Box Japanは、ダイワボウ情報システム(DIS)を通じた拡販に手応えを感じている。3月27日に開かれた事業戦略に関する説明会で、Box Japanの佐藤範之社長執行役員は「(FY2026は)DISのパートナー各社に積極的に担いでいただき、非常にいい成績を残すことができた」と強調。特にローカルエリアでのビジネスが活発になっており、さらに地域への浸透を図りたい考えだ。
佐藤範之 社長
Box Japanは2025年5月にDISと販売代理店契約を結んだ。リセラーに対してはソリューションへの理解や、SaaSビジネスなどに関するイネーブルメントを積極的に展開し、販売促進に努めている。現段階では実装やカスタマーサクセスの部分はDISが担う仕組みとなっており、DIS側へのスキルやノウハウの移転にも注力している。佐藤社長はほかのディストリビューターとの協業についても検討する姿勢を示した。
FY26のBox Japanのビジネスは、新規ARRベースで前期比34%増で、公共や金融セクターがけん引したほか、DISを通じた地域パートナーによる販売も好調だった。グローバル全体での売上高のうち、国内の売り上げが占める割合は25%となった。

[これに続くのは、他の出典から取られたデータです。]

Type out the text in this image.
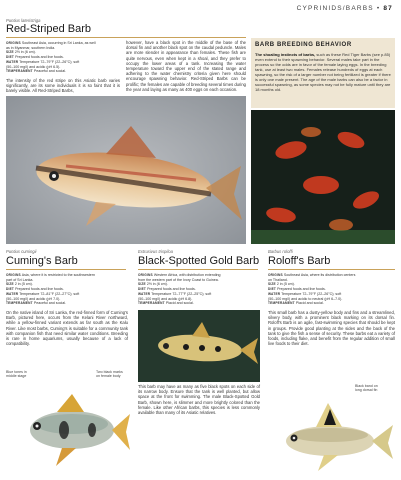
CYPRINIDS/BARBS • 87
Puntius lateristriga
Red-Striped Barb
ORIGINS Southeast Asia, occurring in Sri Lanka, as well
as in Myanmar, southern India.
SIZE 2½ in (6 cm).
DIET Prepared foods and live foods.
WATER Temperature 72–79°F (22–26°C); soft
(50–100 mg/l) and acidic (pH 6.5).
TEMPERAMENT Peaceful and social.
The intensity of the red stripe on this Asiatic barb varies significantly, are its some individuals it is so faint that it is barely visible. All Red-Striped Barbs,
however, have a black spot in the middle of the base of the dorsal fin and another black spot on the caudal peduncle. Males are more slender in appearance than females. These fish are quite nervous, even when kept in a shoal, and they prefer to occupy the lower areas of a tank. Increasing the water temperature toward the upper end of the stated range and adhering to the water chemistry criteria given here should encourage spawning behavior. Red-Striped Barbs can be prolific; the females are capable of breeding several times during the year and laying as many as 400 eggs on each occasion.
BARB BREEDING BEHAVIOR
The shoaling instincts of barbs, such as these Red Tiger Barbs (see p.85) even extend to their spawning behavior. Several males take part in the process so the odds are in favor of the female laying eggs. In the breeding tank, use at least two males. Females release hundreds of eggs at each spawning, so the risk of a larger number not being fertilized is greater if there is only one male present. The age of the male barbs can also be a factor in successful spawning, as some species may not be fully mature until they are 18 months old.
Puntius cumingii
Cuming's Barb
Extrusivus trispiloa
Black-Spotted Gold Barb
Barbus roloffi
Roloff's Barb
ORIGINS Asia, where it is restricted to the southwestern
part of Sri Lanka.
SIZE 2 in (5 cm).
DIET Prepared foods and live foods.
WATER Temperature 72–81°F (22–27°C); soft
(50–100 mg/l) and acidic (pH 7.0).
TEMPERAMENT Peaceful and social.
ORIGINS Western Africa, with distribution extending
from the western part of the Ivory Coast to Guinea.
SIZE 2½ in (6 cm).
DIET Prepared foods and live foods.
WATER Temperature 72–77°F (22–25°C); soft
(50–100 mg/l) and acidic (pH 6.8).
TEMPERAMENT Placid and social.
ORIGINS Southeast Asia, where its distribution centers
on Thailand.
SIZE 2 in (5 cm).
DIET Prepared foods and live foods.
WATER Temperature 72–79°F (22–26°C); soft
(50–100 mg/l) and acidic to neutral (pH 6–7.0).
TEMPERAMENT Placid and social.
On the native island of Sri Lanka, the red-finned form of Cuming's Barb, pictured here, occurs from the Kelani River northward, while a yellow-finned variant extends as far south as the Kalu River. Like most barbs, Cuming's is suitable for a community tank with companion fish that need similar water conditions. Breeding is rare in home aquariums, usually because of a lack of compatibility.
Blue tones in
middle stage
Two black marks
on female body
This barb may have as many as five black spots on each side of its narrow body. Ensure that the tank is well planted, but allow space at the front for swimming. The male Black-Spotted Gold Barb, shown here, is slimmer and more brightly colored than the female. Like other African barbs, this species is less commonly available than many of its Asiatic relatives.
This small barb has a dusty-yellow body and fins and a streamlined, silvery body, with a prominent black marking on its dorsal fin. Roloff's Barb is an agile, fast-swimming species that should be kept in groups. Provide good planting at the sides and the back of the tank to give the fish a sense of security. These barbs eat a variety of foods, including flake, and benefit from the regular addition of small live foods to their diet.
Black band on
long dorsal fin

FY27は「AIエージェントをお客様の実務に実装していく」(佐藤社長)方針だ。具体的にはユースケースごとに「Box」の機能群をパッケージ化し、カスタマイズを最小限にしたソリューション形態での提供を開始する。対象として金融、ライフサイエンス、公共領域などを挙げた。
本年度は新たに「AI Units」と呼ぶ消費形式の課金モデルを導入する方針。AIエージェント経由でのAPI呼び出しなどに応じて、AI Unitsが消費されるという。